III. Embracing Skill Diversity in Today’s Job Market
In today’s rapidly evolving job market, having a diverse skill set is more important than ever. It increases your adaptability and makes you more attractive to employers.
Think of it this way: If you were a movie director, would you prefer an actor who can only play one type of role or an actor who can play a variety of roles?
The tech industry is a prime example of where skill diversity is highly valued.
A software engineer with skills in coding, project management, and user experience design would be a major asset to any tech company.
IV. The Balance Between Skill Development and Passion
Following your passion without developing relevant skills can lead to career stagnation.
On the other hand, focusing on skill development—even in areas outside of your immediate passion—can open up a wider range of career opportunities.
Consider the story of a client of mine, let’s call her Sarah. Sarah had a passion for cosmetology but faced challenges in establishing a successful career as a freelance hairstylist.
Determined to pursue her passion, she decided to acquire digital marketing skills to promote her services effectively. With her newfound skills, Sarah secured a position at a renowned salon where she could also showcase her cosmetology expertise. By blending her passion with skill development, Sarah successfully built a rewarding and financially stable career in the cosmetology industry.
V. How to Sharpen Your Skills
Identifying and developing your skills is a continuous process. It requires self-reflection, goal setting, and dedicated effort.
Start by identifying the skills that are in demand in your desired field. Then, set specific, measurable, achievable, relevant, and time-bound (SMART) goals for each skill you wish to develop.
There are numerous resources available for skill development.
You may also like: Stepping Up: How to Prioritize Professional Development
Online courses, books, workshops, webinars, and mentorship programs are all excellent ways to learn new skills. Remember, consistency is key.
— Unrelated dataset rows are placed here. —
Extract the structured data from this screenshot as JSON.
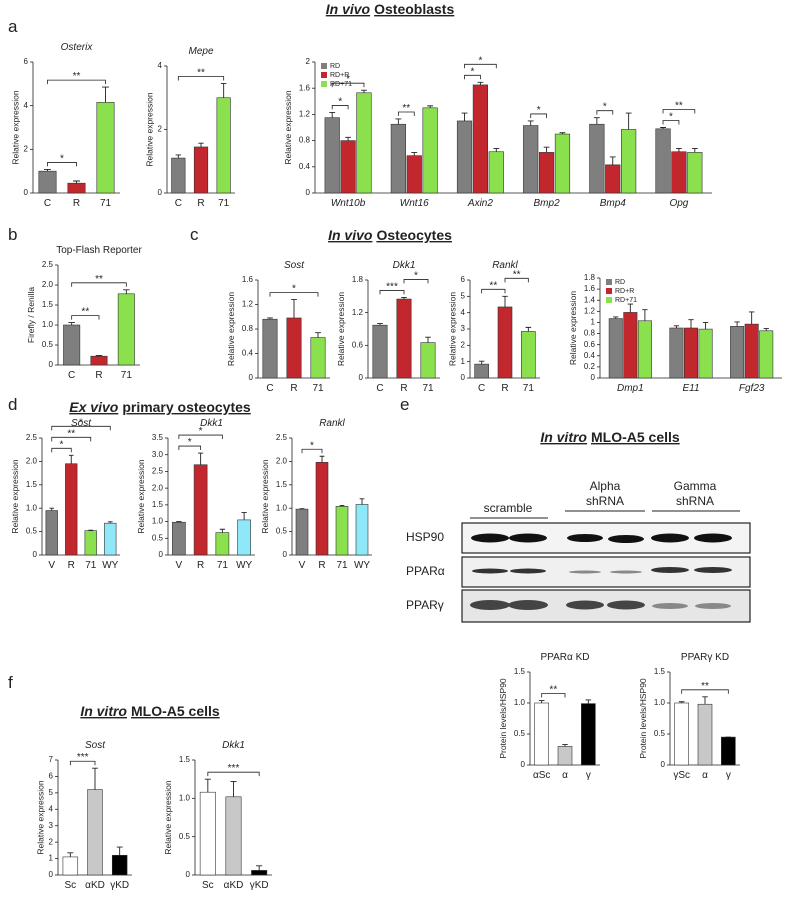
{
  "panels": [
    {
      "letter": "a",
      "heading": {
        "emphasis": "In vivo",
        "text": "Osteoblasts"
      }
    },
    {
      "letter": "b"
    },
    {
      "letter": "c",
      "heading": {
        "emphasis": "In vivo",
        "text": "Osteocytes"
      }
    },
    {
      "letter": "d",
      "heading": {
        "emphasis": "Ex vivo",
        "text": "primary osteocytes"
      }
    },
    {
      "letter": "e",
      "heading": {
        "emphasis": "In vitro",
        "text": "MLO-A5 cells"
      }
    },
    {
      "letter": "f",
      "heading": {
        "emphasis": "In vitro",
        "text": "MLO-A5 cells"
      }
    }
  ],
  "blot": {
    "groups": [
      [
        "scramble"
      ],
      [
        "Alpha",
        "shRNA"
      ],
      [
        "Gamma",
        "shRNA"
      ]
    ],
    "rows": [
      "HSP90",
      "PPARα",
      "PPARγ"
    ]
  },
  "chart_data": [
    {
      "type": "bar",
      "title": "Osterix",
      "italic_title": true,
      "ylabel": "Relative expression",
      "categories": [
        "C",
        "R",
        "71"
      ],
      "values": [
        1.0,
        0.45,
        4.15
      ],
      "errors": [
        0.08,
        0.1,
        0.7
      ],
      "colors": [
        "#7f7f7f",
        "#c1272d",
        "#8be04e"
      ],
      "ylim": [
        0,
        6
      ],
      "yticks": [
        0,
        2,
        4,
        6
      ],
      "significance": [
        {
          "label": "*",
          "between": [
            "C",
            "R"
          ]
        },
        {
          "label": "**",
          "between": [
            "C",
            "71"
          ]
        }
      ]
    },
    {
      "type": "bar",
      "title": "Mepe",
      "italic_title": true,
      "ylabel": "Relative expression",
      "categories": [
        "C",
        "R",
        "71"
      ],
      "values": [
        1.1,
        1.45,
        3.0
      ],
      "errors": [
        0.1,
        0.12,
        0.45
      ],
      "colors": [
        "#7f7f7f",
        "#c1272d",
        "#8be04e"
      ],
      "ylim": [
        0,
        4
      ],
      "yticks": [
        0,
        2,
        4
      ],
      "significance": [
        {
          "label": "**",
          "between": [
            "C",
            "71"
          ]
        }
      ]
    },
    {
      "type": "bar",
      "ylabel": "Relative expression",
      "italic_categories": true,
      "legend": "top-left",
      "categories": [
        "Wnt10b",
        "Wnt16",
        "Axin2",
        "Bmp2",
        "Bmp4",
        "Opg"
      ],
      "series": [
        {
          "name": "RD",
          "color": "#7f7f7f",
          "values": [
            1.15,
            1.05,
            1.1,
            1.03,
            1.05,
            0.98
          ],
          "errors": [
            0.08,
            0.08,
            0.12,
            0.07,
            0.1,
            0.02
          ]
        },
        {
          "name": "RD+R",
          "color": "#c1272d",
          "values": [
            0.8,
            0.57,
            1.65,
            0.62,
            0.43,
            0.63
          ],
          "errors": [
            0.05,
            0.05,
            0.04,
            0.08,
            0.12,
            0.05
          ]
        },
        {
          "name": "RD+71",
          "color": "#8be04e",
          "values": [
            1.53,
            1.3,
            0.63,
            0.9,
            0.97,
            0.62
          ],
          "errors": [
            0.04,
            0.03,
            0.05,
            0.02,
            0.25,
            0.06
          ]
        }
      ],
      "ylim": [
        0,
        2
      ],
      "yticks": [
        0,
        0.4,
        0.8,
        1.2,
        1.6,
        2
      ],
      "significance": [
        {
          "label": "*",
          "category": "Wnt10b",
          "between": [
            "RD",
            "RD+R"
          ]
        },
        {
          "label": "*",
          "category": "Wnt10b",
          "between": [
            "RD",
            "RD+71"
          ]
        },
        {
          "label": "**",
          "category": "Wnt16",
          "between": [
            "RD",
            "RD+R"
          ]
        },
        {
          "label": "*",
          "category": "Axin2",
          "between": [
            "RD",
            "RD+R"
          ]
        },
        {
          "label": "*",
          "category": "Axin2",
          "between": [
            "RD",
            "RD+71"
          ]
        },
        {
          "label": "*",
          "category": "Bmp2",
          "between": [
            "RD",
            "RD+R"
          ]
        },
        {
          "label": "*",
          "category": "Bmp4",
          "between": [
            "RD",
            "RD+R"
          ]
        },
        {
          "label": "*",
          "category": "Opg",
          "between": [
            "RD",
            "RD+R"
          ]
        },
        {
          "label": "**",
          "category": "Opg",
          "between": [
            "RD",
            "RD+71"
          ]
        }
      ]
    },
    {
      "type": "bar",
      "title": "Top-Flash Reporter",
      "ylabel": "Firefly / Renilla",
      "categories": [
        "C",
        "R",
        "71"
      ],
      "values": [
        1.0,
        0.22,
        1.78
      ],
      "errors": [
        0.06,
        0.02,
        0.1
      ],
      "colors": [
        "#7f7f7f",
        "#c1272d",
        "#8be04e"
      ],
      "ylim": [
        0,
        2.5
      ],
      "yticks": [
        0,
        0.5,
        {
          "value": 1,
          "label": "1.0"
        },
        1.5,
        {
          "value": 2,
          "label": "2.0"
        },
        2.5
      ],
      "significance": [
        {
          "label": "**",
          "between": [
            "C",
            "R"
          ]
        },
        {
          "label": "**",
          "between": [
            "C",
            "71"
          ]
        }
      ]
    },
    {
      "type": "bar",
      "title": "Sost",
      "italic_title": true,
      "ylabel": "Relative expression",
      "categories": [
        "C",
        "R",
        "71"
      ],
      "values": [
        0.96,
        0.98,
        0.66
      ],
      "errors": [
        0.02,
        0.3,
        0.08
      ],
      "colors": [
        "#7f7f7f",
        "#c1272d",
        "#8be04e"
      ],
      "ylim": [
        0,
        1.6
      ],
      "yticks": [
        0,
        0.4,
        0.8,
        1.2,
        1.6
      ],
      "significance": [
        {
          "label": "*",
          "between": [
            "C",
            "71"
          ]
        }
      ]
    },
    {
      "type": "bar",
      "title": "Dkk1",
      "italic_title": true,
      "ylabel": "Relative expression",
      "categories": [
        "C",
        "R",
        "71"
      ],
      "values": [
        0.97,
        1.45,
        0.65
      ],
      "errors": [
        0.03,
        0.03,
        0.1
      ],
      "colors": [
        "#7f7f7f",
        "#c1272d",
        "#8be04e"
      ],
      "ylim": [
        0,
        1.8
      ],
      "yticks": [
        0,
        0.6,
        1.2,
        1.8
      ],
      "significance": [
        {
          "label": "***",
          "between": [
            "C",
            "R"
          ]
        },
        {
          "label": "*",
          "between": [
            "R",
            "71"
          ]
        }
      ]
    },
    {
      "type": "bar",
      "title": "Rankl",
      "italic_title": true,
      "ylabel": "Relative expression",
      "categories": [
        "C",
        "R",
        "71"
      ],
      "values": [
        0.85,
        4.35,
        2.85
      ],
      "errors": [
        0.18,
        0.65,
        0.25
      ],
      "colors": [
        "#7f7f7f",
        "#c1272d",
        "#8be04e"
      ],
      "ylim": [
        0,
        6
      ],
      "yticks": [
        0,
        1,
        2,
        3,
        4,
        5,
        6
      ],
      "significance": [
        {
          "label": "**",
          "between": [
            "C",
            "R"
          ]
        },
        {
          "label": "**",
          "between": [
            "R",
            "71"
          ]
        }
      ]
    },
    {
      "type": "bar",
      "ylabel": "Relative expression",
      "italic_categories": true,
      "legend": "top-left",
      "categories": [
        "Dmp1",
        "E11",
        "Fgf23"
      ],
      "series": [
        {
          "name": "RD",
          "color": "#7f7f7f",
          "values": [
            1.07,
            0.9,
            0.93
          ],
          "errors": [
            0.03,
            0.04,
            0.08
          ]
        },
        {
          "name": "RD+R",
          "color": "#c1272d",
          "values": [
            1.18,
            0.9,
            0.97
          ],
          "errors": [
            0.15,
            0.15,
            0.22
          ]
        },
        {
          "name": "RD+71",
          "color": "#8be04e",
          "values": [
            1.03,
            0.88,
            0.85
          ],
          "errors": [
            0.2,
            0.12,
            0.04
          ]
        }
      ],
      "ylim": [
        0,
        1.8
      ],
      "yticks": [
        0,
        0.2,
        0.4,
        0.6,
        0.8,
        1,
        1.2,
        1.4,
        1.6,
        1.8
      ]
    },
    {
      "type": "bar",
      "title": "Sost",
      "italic_title": true,
      "ylabel": "Relative expression",
      "categories": [
        "V",
        "R",
        "71",
        "WY"
      ],
      "values": [
        0.95,
        1.95,
        0.52,
        0.68
      ],
      "errors": [
        0.05,
        0.18,
        0.01,
        0.03
      ],
      "colors": [
        "#7f7f7f",
        "#c1272d",
        "#8be04e",
        "#8ee8f8"
      ],
      "ylim": [
        0,
        2.5
      ],
      "yticks": [
        0,
        0.5,
        {
          "value": 1,
          "label": "1.0"
        },
        1.5,
        {
          "value": 2,
          "label": "2.0"
        },
        2.5
      ],
      "significance": [
        {
          "label": "*",
          "between": [
            "V",
            "R"
          ]
        },
        {
          "label": "**",
          "between": [
            "V",
            "71"
          ]
        },
        {
          "label": "*",
          "between": [
            "V",
            "WY"
          ]
        }
      ]
    },
    {
      "type": "bar",
      "title": "Dkk1",
      "italic_title": true,
      "ylabel": "Relative expression",
      "categories": [
        "V",
        "R",
        "71",
        "WY"
      ],
      "values": [
        0.98,
        2.7,
        0.67,
        1.05
      ],
      "errors": [
        0.02,
        0.35,
        0.1,
        0.22
      ],
      "colors": [
        "#7f7f7f",
        "#c1272d",
        "#8be04e",
        "#8ee8f8"
      ],
      "ylim": [
        0,
        3.5
      ],
      "yticks": [
        0,
        0.5,
        {
          "value": 1,
          "label": "1.0"
        },
        1.5,
        {
          "value": 2,
          "label": "2.0"
        },
        2.5,
        {
          "value": 3,
          "label": "3.0"
        },
        3.5
      ],
      "significance": [
        {
          "label": "*",
          "between": [
            "V",
            "R"
          ]
        },
        {
          "label": "*",
          "between": [
            "V",
            "71"
          ]
        }
      ]
    },
    {
      "type": "bar",
      "title": "Rankl",
      "italic_title": true,
      "ylabel": "Relative expression",
      "categories": [
        "V",
        "R",
        "71",
        "WY"
      ],
      "values": [
        0.98,
        1.98,
        1.04,
        1.08
      ],
      "errors": [
        0.01,
        0.13,
        0.02,
        0.12
      ],
      "colors": [
        "#7f7f7f",
        "#c1272d",
        "#8be04e",
        "#8ee8f8"
      ],
      "ylim": [
        0,
        2.5
      ],
      "yticks": [
        0,
        0.5,
        {
          "value": 1,
          "label": "1.0"
        },
        1.5,
        {
          "value": 2,
          "label": "2.0"
        },
        2.5
      ],
      "significance": [
        {
          "label": "*",
          "between": [
            "V",
            "R"
          ]
        }
      ]
    },
    {
      "type": "bar",
      "title": "PPARα KD",
      "ylabel": "Protein levels/HSP90",
      "categories": [
        "αSc",
        "α",
        "γ"
      ],
      "values": [
        1.0,
        0.3,
        0.99
      ],
      "errors": [
        0.04,
        0.03,
        0.06
      ],
      "colors": [
        "#ffffff",
        "#c8c8c8",
        "#000000"
      ],
      "ylim": [
        0,
        1.5
      ],
      "yticks": [
        0,
        0.5,
        {
          "value": 1,
          "label": "1.0"
        },
        1.5
      ],
      "significance": [
        {
          "label": "**",
          "between": [
            "αSc",
            "α"
          ]
        }
      ]
    },
    {
      "type": "bar",
      "title": "PPARγ KD",
      "ylabel": "Protein levels/HSP90",
      "categories": [
        "γSc",
        "α",
        "γ"
      ],
      "values": [
        1.0,
        0.98,
        0.45
      ],
      "errors": [
        0.02,
        0.12,
        0
      ],
      "colors": [
        "#ffffff",
        "#c8c8c8",
        "#000000"
      ],
      "ylim": [
        0,
        1.5
      ],
      "yticks": [
        0,
        0.5,
        {
          "value": 1,
          "label": "1.0"
        },
        1.5
      ],
      "significance": [
        {
          "label": "**",
          "between": [
            "γSc",
            "γ"
          ]
        }
      ]
    },
    {
      "type": "bar",
      "title": "Sost",
      "italic_title": true,
      "ylabel": "Relative expression",
      "categories": [
        "Sc",
        "αKD",
        "γKD"
      ],
      "values": [
        1.1,
        5.2,
        1.2
      ],
      "errors": [
        0.25,
        1.3,
        0.5
      ],
      "colors": [
        "#ffffff",
        "#c8c8c8",
        "#000000"
      ],
      "ylim": [
        0,
        7
      ],
      "yticks": [
        0,
        1,
        2,
        3,
        4,
        5,
        6,
        7
      ],
      "significance": [
        {
          "label": "***",
          "between": [
            "Sc",
            "αKD"
          ]
        }
      ]
    },
    {
      "type": "bar",
      "title": "Dkk1",
      "italic_title": true,
      "ylabel": "Relative expression",
      "categories": [
        "Sc",
        "αKD",
        "γKD"
      ],
      "values": [
        1.08,
        1.02,
        0.06
      ],
      "errors": [
        0.17,
        0.2,
        0.06
      ],
      "colors": [
        "#ffffff",
        "#c8c8c8",
        "#000000"
      ],
      "ylim": [
        0,
        1.5
      ],
      "yticks": [
        0,
        0.5,
        {
          "value": 1,
          "label": "1.0"
        },
        1.5
      ],
      "significance": [
        {
          "label": "***",
          "between": [
            "Sc",
            "γKD"
          ]
        }
      ]
    }
  ]
}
Regular practice is what turns a newly learned ability into a fully mastered skill.
VI. The Joy of Mastery
Mastering a skill can be a deeply satisfying experience. It brings a sense of accomplishment, boosts your self-confidence, and can even ignite a passion for the field.
One of my clients, John, started learning coding out of necessity for his job. However, as he got better at it, he found that he genuinely enjoyed solving coding problems. He had discovered a new passion through skill mastery.
You may find Dan Cable’s mantra of “follow your blisters” which he discusses in his Harvard Business review article titled “What You Should Follow Instead of Your Passion” interesting and relevant.
VII. Smooth Sailing Through Career Transitions
Career transitions, whether by choice or necessity, are a common part of today’s professional landscape. Here again, skills play a vital role.
The more transferable skills you have, the smoother your career transitions will be.
For instance, good communication is a skill that’s valued in nearly every profession. If you’re transitioning from a role in sales to a role in human resources, your communication skills will be a major asset.
VIII. Overcoming Obstacles in Skill Development
Skill development is a rewarding journey, but it’s not without its challenges.
Time constraints and self-doubt are common obstacles many of us face. However, with a bit of planning and a growth mindset, these challenges can be overcome.
If time is a constraint, consider microlearning—learning in small, manageable chunks. If self-doubt creeps in, remind yourself of why you’re developing this skill and how it will benefit your career in the long run.
IX. Conclusion: The Power of Skill Development
Follow your passion to provide direction and motivation, and develop skills to overcome roadblocks, boost your confidence, to unlock doors to career success.
Remember, the path to career success is not a sprint but a marathon, and each skill you develop is a step forward on this path.